Writing group was great last night....we only had six folks but that was just fine. Kay and Kathryn did the prompts and they were great! James was brilliant as usual - for the picture prompt where he was given three images (a dandelion, a couple getting married and something else I can't remember), he wrote the most detailed poem about a man fraught with indecision over his girlfriend's marriage proposal. When he posts it to his blog, I'll copy it here.When James reads, jaws drop.

And I didn't do so badly myself. My first prompt was a collage of three pictures: three hefty women in bathing suits congregated in shallow water, one on her cell phone looking like there was trouble abrewing.  The second picture was of Jodi's outdoor snack bar (whoever Jodi is), and the third picture was horrific and apparently delicious from the testimonials in the group - a new American delicacy, a chicken waffle. In the picture a waffle sits on a bed of gravy topped with a fried chicken cutlet, maple syrup being poured over the whole mess. That's just wrong - gravy on a waffle, maple syrup on fried chicken - both eaten together. Anyway I wrote a story about how Jodi had stolen Cecilia's husband and how Cecilia and her posse of girlfriends planned on getting him back. 'Twas very funny.

The second prompts were what we call first line prompts. We're given a bunch of first lines to choose from.  In the spirit of over-achievement, I wasn't content to use just one of the lines. I incorporated them all into one story that was written in 20 minutes. I think it's a darn good effort - hope you do too!  Here it is:
First the first lines that were given to us:

  • A rush of cold air and the smell of rain greeted her.
  • Grandfather looked at me and asked, "Where did you get that?"
  • Weeds and mud covered the welcome sign.
  • I hope that whoever took them just made an honest mistake.
  • I felt like I was lost in my own house.
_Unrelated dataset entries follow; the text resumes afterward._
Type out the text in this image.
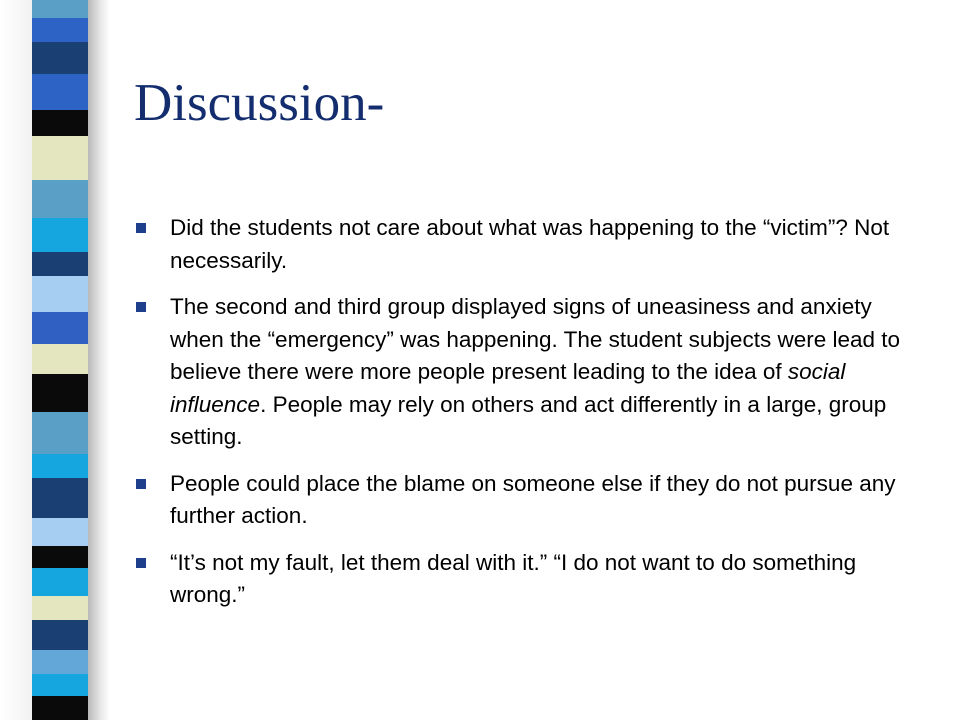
Discussion-
Did the students not care about what was happening to the “victim”? Not necessarily.
The second and third group displayed signs of uneasiness and anxiety when the “emergency” was happening. The student subjects were lead to believe there were more people present leading to the idea of social influence. People may rely on others and act differently in a large, group setting.
People could place the blame on someone else if they do not pursue any further action.
“It’s not my fault, let them deal with it.” “I do not want to do something wrong.”
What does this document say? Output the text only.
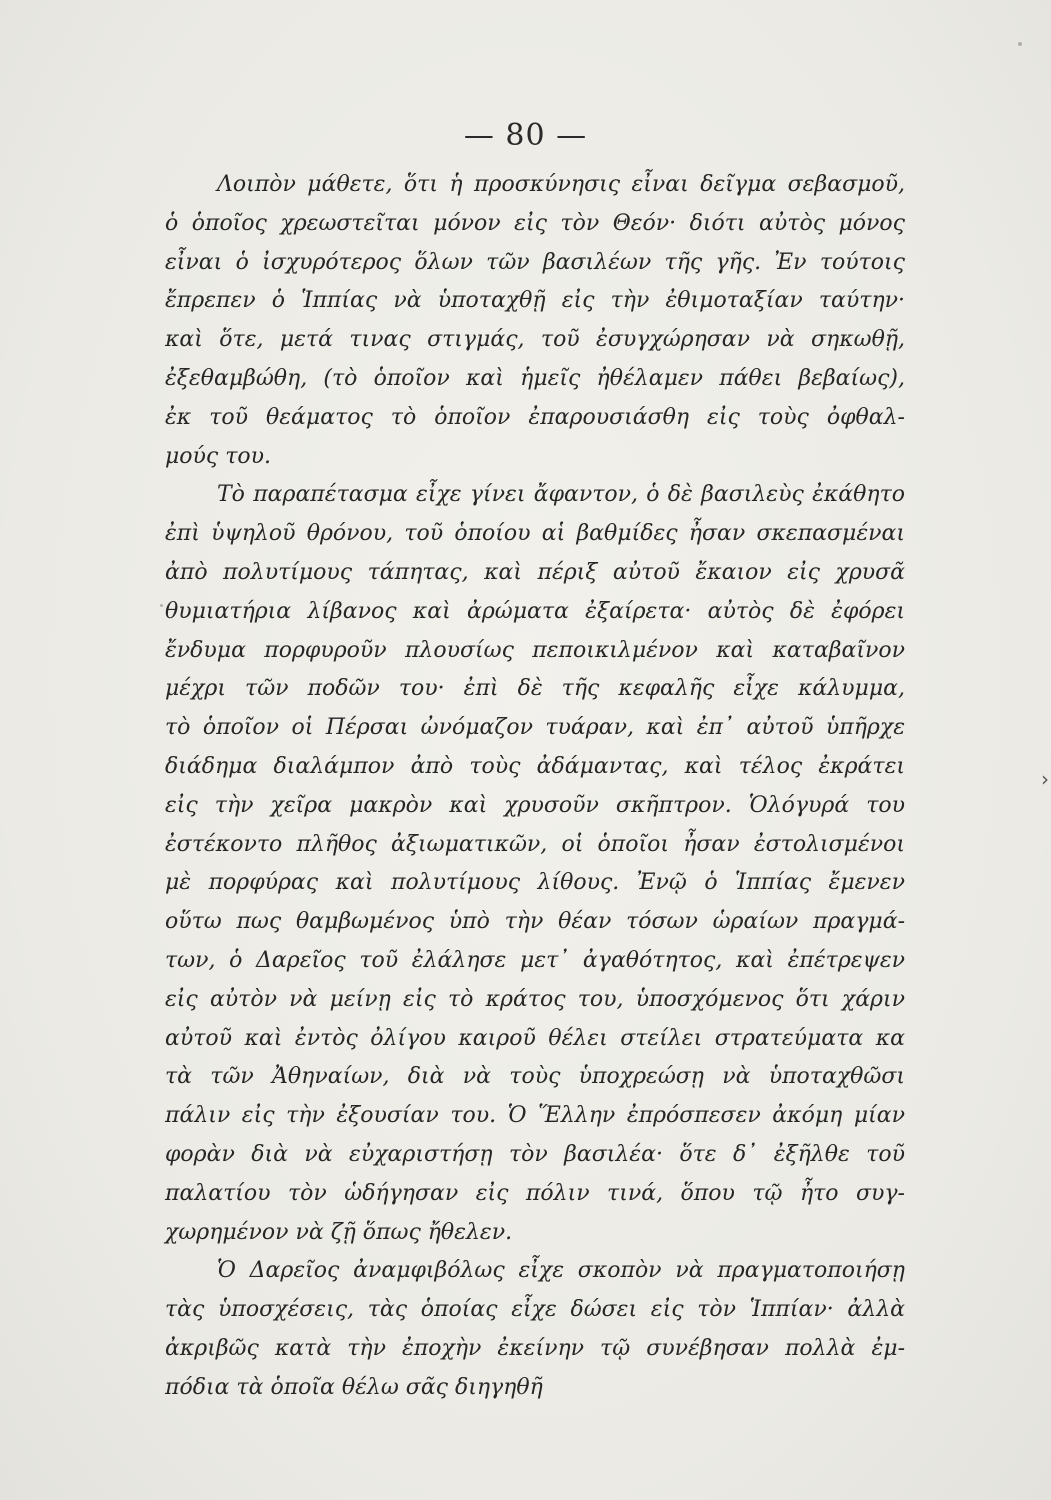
— 80 —
Λοιπὸν μάθετε, ὅτι ἡ προσκύνησις εἶναι δεῖγμα σεβασμοῦ,
ὁ ὁποῖος χρεωστεῖται μόνον εἰς τὸν Θεόν· διότι αὐτὸς μόνος
εἶναι ὁ ἰσχυρότερος ὅλων τῶν βασιλέων τῆς γῆς. Ἐν τούτοις
ἔπρεπεν ὁ Ἱππίας νὰ ὑποταχθῇ εἰς τὴν ἐθιμοταξίαν ταύτην·
καὶ ὅτε, μετά τινας στιγμάς, τοῦ ἐσυγχώρησαν νὰ σηκωθῇ,
ἐξεθαμβώθη, (τὸ ὁποῖον καὶ ἡμεῖς ἠθέλαμεν πάθει βεβαίως),
ἐκ τοῦ θεάματος τὸ ὁποῖον ἐπαρουσιάσθη εἰς τοὺς ὀφθαλ-
μούς του.
Τὸ παραπέτασμα εἶχε γίνει ἄφαντον, ὁ δὲ βασιλεὺς ἐκάθητο
ἐπὶ ὑψηλοῦ θρόνου, τοῦ ὁποίου αἱ βαθμίδες ἦσαν σκεπασμέναι
ἀπὸ πολυτίμους τάπητας, καὶ πέριξ αὐτοῦ ἔκαιον εἰς χρυσᾶ
θυμιατήρια λίβανος καὶ ἀρώματα ἐξαίρετα· αὐτὸς δὲ ἐφόρει
ἔνδυμα πορφυροῦν πλουσίως πεποικιλμένον καὶ καταβαῖνον
μέχρι τῶν ποδῶν του· ἐπὶ δὲ τῆς κεφαλῆς εἶχε κάλυμμα,
τὸ ὁποῖον οἱ Πέρσαι ὠνόμαζον τυάραν, καὶ ἐπ᾽ αὐτοῦ ὑπῆρχε
διάδημα διαλάμπον ἀπὸ τοὺς ἀδάμαντας, καὶ τέλος ἐκράτει
εἰς τὴν χεῖρα μακρὸν καὶ χρυσοῦν σκῆπτρον. Ὁλόγυρά του
ἐστέκοντο πλῆθος ἀξιωματικῶν, οἱ ὁποῖοι ἦσαν ἐστολισμένοι
μὲ πορφύρας καὶ πολυτίμους λίθους. Ἐνῷ ὁ Ἱππίας ἔμενεν
οὕτω πως θαμβωμένος ὑπὸ τὴν θέαν τόσων ὡραίων πραγμά-
των, ὁ Δαρεῖος τοῦ ἐλάλησε μετ᾽ ἀγαθότητος, καὶ ἐπέτρεψεν
εἰς αὐτὸν νὰ μείνῃ εἰς τὸ κράτος του, ὑποσχόμενος ὅτι χάριν
αὐτοῦ καὶ ἐντὸς ὀλίγου καιροῦ θέλει στείλει στρατεύματα κα
τὰ τῶν Ἀθηναίων, διὰ νὰ τοὺς ὑποχρεώσῃ νὰ ὑποταχθῶσι
πάλιν εἰς τὴν ἐξουσίαν του. Ὁ Ἕλλην ἐπρόσπεσεν ἀκόμη μίαν
φορὰν διὰ νὰ εὐχαριστήσῃ τὸν βασιλέα· ὅτε δ᾽ ἐξῆλθε τοῦ
παλατίου τὸν ὡδήγησαν εἰς πόλιν τινά, ὅπου τῷ ἦτο συγ-
χωρημένον νὰ ζῇ ὅπως ἤθελεν.
Ὁ Δαρεῖος ἀναμφιβόλως εἶχε σκοπὸν νὰ πραγματοποιήσῃ
τὰς ὑποσχέσεις, τὰς ὁποίας εἶχε δώσει εἰς τὸν Ἱππίαν· ἀλλὰ
ἀκριβῶς κατὰ τὴν ἐποχὴν ἐκείνην τῷ συνέβησαν πολλὰ ἐμ-
πόδια τὰ ὁποῖα θέλω σᾶς διηγηθῆ
›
I felt like I was lost in my own house. But really it wasn't my house anymore. And yet, when the girl asked me if I wanted to see her bedroom and we climbed the narrow back stairs that once were used only by servants, and came to the familiar room at the top of the landing, I felt disoriented. 
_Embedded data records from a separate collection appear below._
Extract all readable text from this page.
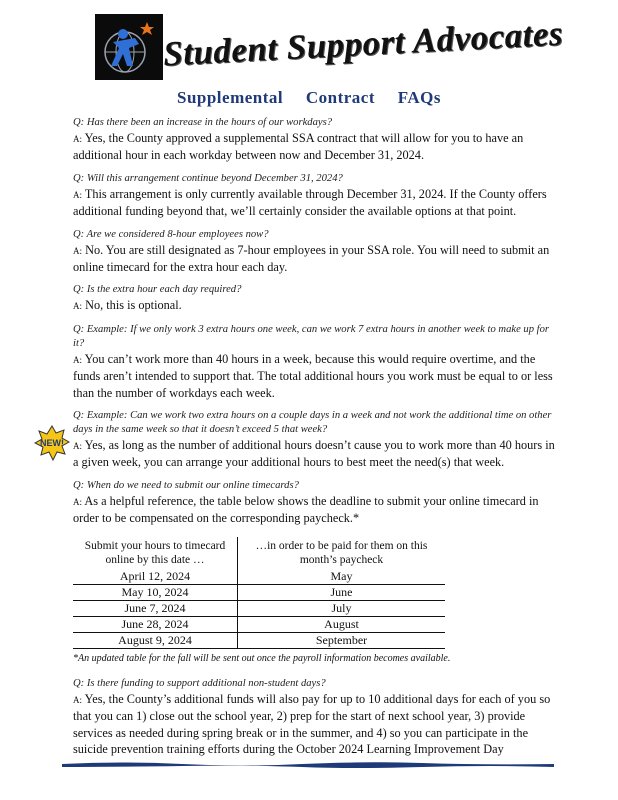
Student Support Advocates
Supplemental Contract FAQs
NEW!
Q: Has there been an increase in the hours of our workdays?
A: Yes, the County approved a supplemental SSA contract that will allow for you to have an additional hour in each workday between now and December 31, 2024.
Q: Will this arrangement continue beyond December 31, 2024?
A: This arrangement is only currently available through December 31, 2024. If the County offers additional funding beyond that, we’ll certainly consider the available options at that point.
Q: Are we considered 8-hour employees now?
A: No. You are still designated as 7-hour employees in your SSA role. You will need to submit an online timecard for the extra hour each day.
Q: Is the extra hour each day required?
A: No, this is optional.
Q: Example: If we only work 3 extra hours one week, can we work 7 extra hours in another week to make up for it?
A: You can’t work more than 40 hours in a week, because this would require overtime, and the funds aren’t intended to support that. The total additional hours you work must be equal to or less than the number of workdays each week.
Q: Example: Can we work two extra hours on a couple days in a week and not work the additional time on other days in the same week so that it doesn’t exceed 5 that week?
A: Yes, as long as the number of additional hours doesn’t cause you to work more than 40 hours in a given week, you can arrange your additional hours to best meet the need(s) that week.
Q: When do we need to submit our online timecards?
A: As a helpful reference, the table below shows the deadline to submit your online timecard in order to be compensated on the corresponding paycheck.*
Submit your hours to timecard online by this date …	…in order to be paid for them on this month’s paycheck
April 12, 2024	May
May 10, 2024	June
June 7, 2024	July
June 28, 2024	August
August 9, 2024	September
*An updated table for the fall will be sent out once the payroll information becomes available.
Q: Is there funding to support additional non-student days?
A: Yes, the County’s additional funds will also pay for up to 10 additional days for each of you so that you can 1) close out the school year, 2) prep for the start of next school year, 3) provide services as needed during spring break or in the summer, and 4) so you can participate in the suicide prevention training efforts during the October 2024 Learning Improvement Day
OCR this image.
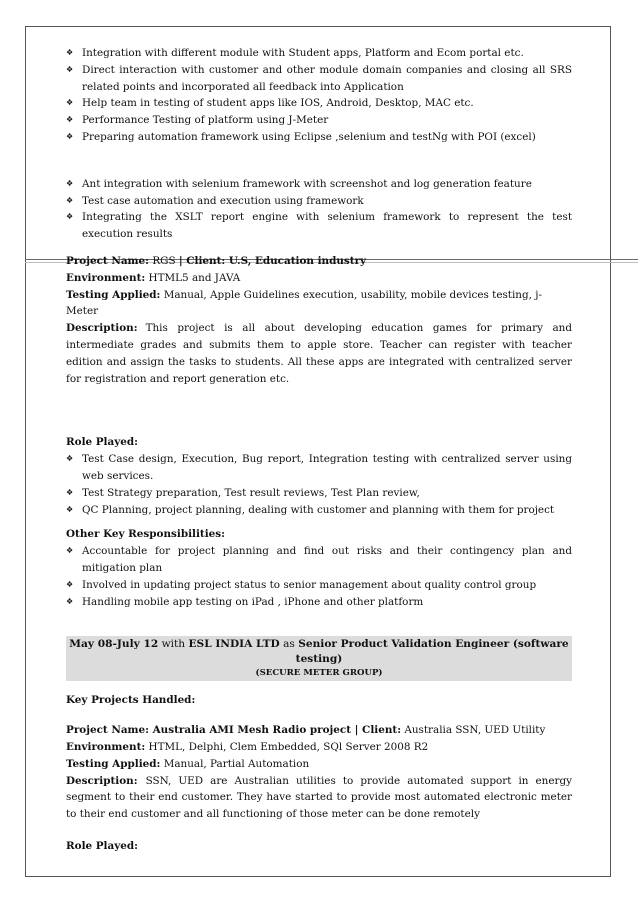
❖ Integration with different module with Student apps, Platform and Ecom portal etc.
❖ Direct interaction with customer and other module domain companies and closing all SRS related points and incorporated all feedback into Application
❖ Help team in testing of student apps like IOS, Android, Desktop, MAC etc.
❖ Performance Testing of platform using J-Meter
❖ Preparing automation framework using Eclipse ,selenium and testNg with POI (excel)
❖ Ant integration with selenium framework with screenshot and log generation feature
❖ Test case automation and execution using framework
❖ Integrating the XSLT report engine with selenium framework to represent the test execution results

Project Name: RGS | Client: U.S, Education industry

Environment: HTML5 and JAVA

Testing Applied: Manual, Apple Guidelines execution, usability, mobile devices testing, j-Meter

Description: This project is all about developing education games for primary and intermediate grades and submits them to apple store. Teacher can register with teacher edition and assign the tasks to students. All these apps are integrated with centralized server for registration and report generation etc.

Role Played:

❖ Test Case design, Execution, Bug report, Integration testing with centralized server using web services.
❖ Test Strategy preparation, Test result reviews, Test Plan review,
❖ QC Planning, project planning, dealing with customer and planning with them for project

Other Key Responsibilities:

❖ Accountable for project planning and find out risks and their contingency plan and mitigation plan
❖ Involved in updating project status to senior management about quality control group
❖ Handling mobile app testing on iPad , iPhone and other platform
May 08-July 12 with ESL INDIA LTD as Senior Product Validation Engineer (software testing)
(SECURE METER GROUP)

Key Projects Handled:

Project Name: Australia AMI Mesh Radio project | Client: Australia SSN, UED Utility

Environment: HTML, Delphi, Clem Embedded, SQl Server 2008 R2

Testing Applied: Manual, Partial Automation

Description: SSN, UED are Australian utilities to provide automated support in energy segment to their end customer. They have started to provide most automated electronic meter to their end customer and all functioning of those meter can be done remotely

Role Played:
"This is Stella's room," I said under my breath. The girl heard me. 
"No, it's not...it's mine, silly." 
"I mean it was," I corrected myself as I wandered to the window, knowing already what the view would be - fall, sugar maples of course, the gray bay beyond, a trawler chugging along, nothing had changed. 
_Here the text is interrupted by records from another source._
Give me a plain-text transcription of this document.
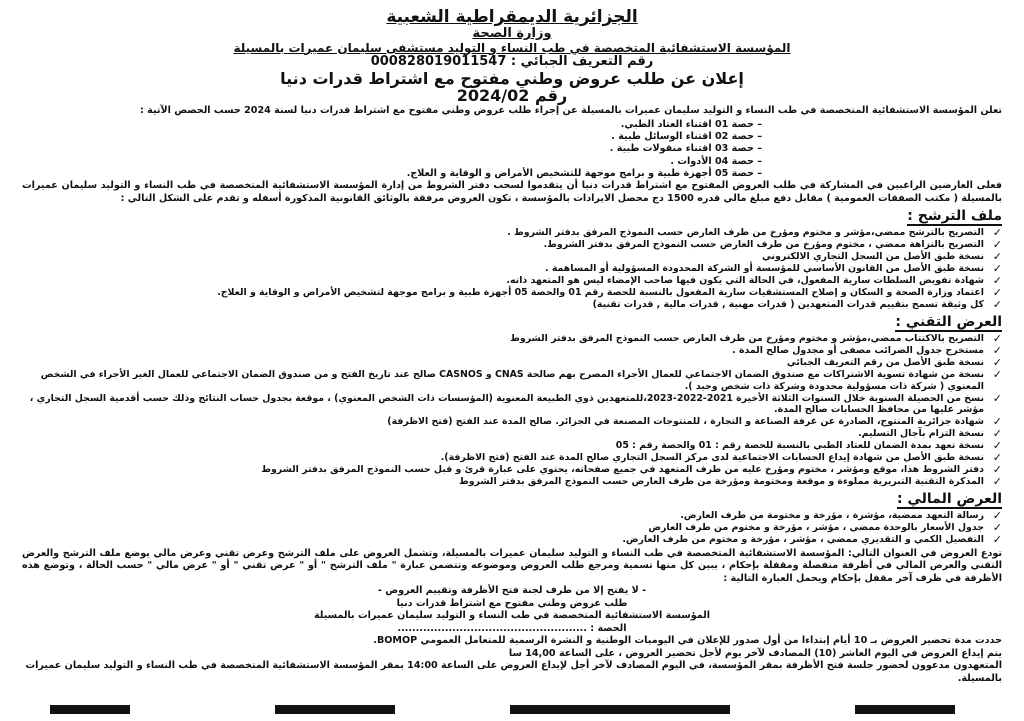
الجزائرية الديمقراطية الشعبية
وزارة الصحة
المؤسسة الاستشفائية المتخصصة في طب النساء و التوليد مستشفى سليمان عميرات بالمسيلة
رقم التعريف الجبائي : 000828019011547
إعلان عن طلب عروض وطني مفتوح مع اشتراط قدرات دنيا
رقم 2024/02
تعلن المؤسسة الاستشفائية المتخصصة في طب النساء و التوليد سليمان عميرات بالمسيلة عن إجراء طلب عروض وطني مفتوح مع اشتراط قدرات دنيا لسنة 2024 حسب الحصص الآتية :
– حصة 01 اقتناء العتاد الطبي.
– حصة 02 اقتناء الوسائل طبية .
– حصة 03 اقتناء منقولات طبية .
– حصة 04 الأدوات .
– حصة 05 أجهزة طبية و برامج موجهة للتشخيص الأمراض و الوقاية و العلاج.
فعلى العارضين الراغبين في المشاركة في طلب العروض المفتوح مع اشتراط قدرات دنيا أن يتقدموا لسحب دفتر الشروط من إدارة المؤسسة الاستشفائية المتخصصة في طب النساء و التوليد سليمان عميرات بالمسيلة ( مكتب الصفقات العمومية ) مقابل دفع مبلغ مالي قدره 1500 دج محصل الايرادات بالمؤسسة ، تكون العروض مرفقة بالوثائق القانونية المذكورة أسفله و تقدم على الشكل التالي :
ملف الترشح :
✓
التصريح بالترشح ممضي،مؤشر و مختوم ومؤرخ من طرف العارض حسب النموذج المرفق بدفتر الشروط .
✓
التصريح بالنزاهة ممضي ، مختوم ومؤرخ من طرف العارض حسب النموذج المرفق بدفتر الشروط.
✓
نسخة طبق الأصل من السجل التجاري الالكتروني
✓
نسخة طبق الأصل من القانون الأساسي للمؤسسة أو الشركة المحدودة المسؤولية أو المساهمة .
✓
شهادة تفويض السلطات سارية المفعول، في الحالة التي يكون فيها صاحب الإمضاء ليس هو المتعهد ذاته.
✓
اعتماد وزارة الصحة و السكان و إصلاح المستشفيات سارية المفعول بالنسبة للحصة رقم 01 والحصة 05 أجهزة طبية و برامج موجهة لتشخيص الأمراض و الوقاية و العلاج.
✓
كل وثيقة تسمح بتقييم قدرات المتعهدين ( قدرات مهنية , قدرات مالية , قدرات تقنية)
العرض التقني :
✓
التصريح بالاكتتاب ممضي،مؤشر و مختوم ومؤرخ من طرف العارض حسب النموذج المرفق بدفتر الشروط
✓
مستخرج جدول الضرائب مصفى أو مجدول صالح المدة .
✓
نسخة طبق الأصل من رقم التعريف الجبائي
✓
نسخة من شهادة تسوية الاشتراكات مع صندوق الضمان الاجتماعي للعمال الأجراء المصرح بهم صالحة CNAS و CASNOS صالح عند تاريخ الفتح و من صندوق الضمان الاجتماعي للعمال الغير الأجراء في الشخص المعنوي ( شركة ذات مسؤولية محدودة وشركة ذات شخص وحيد ).
✓
نسخ من الحصيلة السنوية خلال السنوات الثلاثة الأخيرة 2021-2022-2023،للمتعهدين ذوي الطبيعة المعنوية (المؤسسات ذات الشخص المعنوي) ، موقعة بجدول حساب النتائج وذلك حسب أقدمية السجل التجاري ، مؤشر عليها من محافظ الحسابات صالح المدة.
✓
شهادة جزائرية المنتوج، الصادرة عن غرفة الصناعة و التجارة ، للمنتوجات المصنعة في الجزائر. صالح المدة عند الفتح (فتح الاظرفة)
✓
نسخة التزام بآجال التسليم.
✓
نسخة تعهد بمدة الضمان للعتاد الطبي بالنسبة للحصة رقم : 01 والحصة رقم : 05
✓
نسخة طبق الأصل من شهادة إيداع الحسابات الاجتماعية لدى مركز السجل التجاري صالح المدة عند الفتح (فتح الاظرفة).
✓
دفتر الشروط هذا، موقع ومؤشر ، مختوم ومؤرخ عليه من طرف المتعهد في جميع صفحاته، يحتوي على عبارة قرئ و قبل حسب النموذج المرفق بدفتر الشروط
✓
المذكرة التقنية التبريرية مملوءة و موقعة ومختومة ومؤرخة من طرف العارض حسب النموذج المرفق بدفتر الشروط
العرض المالي :
✓
رسالة التعهد ممضية، مؤشرة ، مؤرخة و مختومة من طرف العارض.
✓
جدول الأسعار بالوحدة ممضي ، مؤشر ، مؤرخة و مختوم من طرف العارض
✓
التفصيل الكمي و التقديري ممضي ، مؤشر ، مؤرخة و مختوم من طرف العارض.
تودع العروض في العنوان التالي: المؤسسة الاستشفائية المتخصصة في طب النساء و التوليد سليمان عميرات بالمسيلة، وتشمل العروض على ملف الترشح وعرض تقني وعرض مالي يوضع ملف الترشح والعرض التقني والعرض المالي في أظرفة منفصلة ومقفلة بإحكام ، يبين كل منها تسمية ومرجع طلب العروض وموضوعه وتتضمن عبارة " ملف الترشح " أو " عرض تقني " أو " عرض مالي " حسب الحالة ، وتوضع هذه الأظرفة في ظرف آخر مقفل بإحكام ويحمل العبارة التالية :
- لا يفتح إلا من طرف لجنة فتح الأظرفة وتقييم العروض -
طلب عروض وطني مفتوح مع اشتراط قدرات دنيا
المؤسسة الاستشفائية المتخصصة في طب النساء و التوليد سليمان عميرات بالمسيلة
الحصة : ....................................................
حددت مدة تحضير العروض بـ 10 أيام إبتداءا من أول صدور للإعلان في اليوميات الوطنية و النشرة الرسمية للمتعامل العمومي BOMOP.
يتم إيداع العروض في اليوم العاشر (10) المصادف لآخر يوم لأجل تحضير العروض ، على الساعة 14,00 سا
المتعهدون مدعوون لحضور جلسة فتح الأظرفة بمقر المؤسسة، في اليوم المصادف لآخر أجل لإيداع العروض على الساعة 14:00 بمقر المؤسسة الاستشفائية المتخصصة في طب النساء و التوليد سليمان عميرات بالمسيلة.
I pushed the transom window open without asking the girl's permission - it was that or pass out from the time warp. A rush of cold air and the smell of rain greeted my nostrils. My head cleared. 
"Why are you here," she asked. "How do you know Mother?" 
"I don't remember," I said annoyed, hoping her mother didn't come home while I was there. I had entered the house on false pretenses. 
"Let's go downstairs," I suggested.  "I want to see the yard." 
The old inn hadn't changed much since Katrina - luckily it was on high ground. We should have come back. I tried to convince Harold it would be OK - that Stella and Stan were dead, nothing to be done about it, we'd might as well move on. But, he couldn't bear looking at the bay.  He hated the Gulf now. 
I trudged the property in my Wellies. It was overgrown and marshy, weeds and mud covered the welcome sign.  Next to the gate the only remaining beauty on the property, white, lavender and deep red-purple lilacs. Harold had planted the bushes when the twins were born. 
As I drove away from the property I looked up at a second floor window to see her watching me - she'd seen it all, didn't stop me from taking them - as if she knew there was a story. A wise little girl, scary wise beyond her years. Later I imagined her mother asking her what had happened to them. I imagined my girl shrugging and her mother puzzled, saying something like, "I hope that whoever took them made an honest mistake." 
As I pulled into Grandpa's FIMA trailer park, I shimmied the car in the deep mud, trying to get close to his front step, not relishing red mud on my new Wellies, even though Wellies are meant for mud. I gathered the flowers in my arms, a gift to Grandpa.  There was little beauty and goodness in his life these days since we all moved away. 
Grandpa looked up at me as I walked through the door weighed down by masses of multi-colored lilacs.
"Where did you get those?" he asked.

Today all day at a trade show for a master agent we represent, then an evening shmoozing event that will go late. I'll probably be the only woman again this year and dinner will be a caveman-ish affair. Last year it was at Gibsons where the men ordered enormous pieces of barely cooked flesh, drank gallons of martinis or Jameson's and for dessert the most bizarre of all - an enormous single slab of ice cream covered in chocolate and nuts that the waiter hacked into wedges with a cleaver. The men get very excited by seeing ice cream hacked with a cleaver. I'll have a salad. These days the container holds - doing great on WW, getting my 10,000 steps in every day.  I'm feeling great.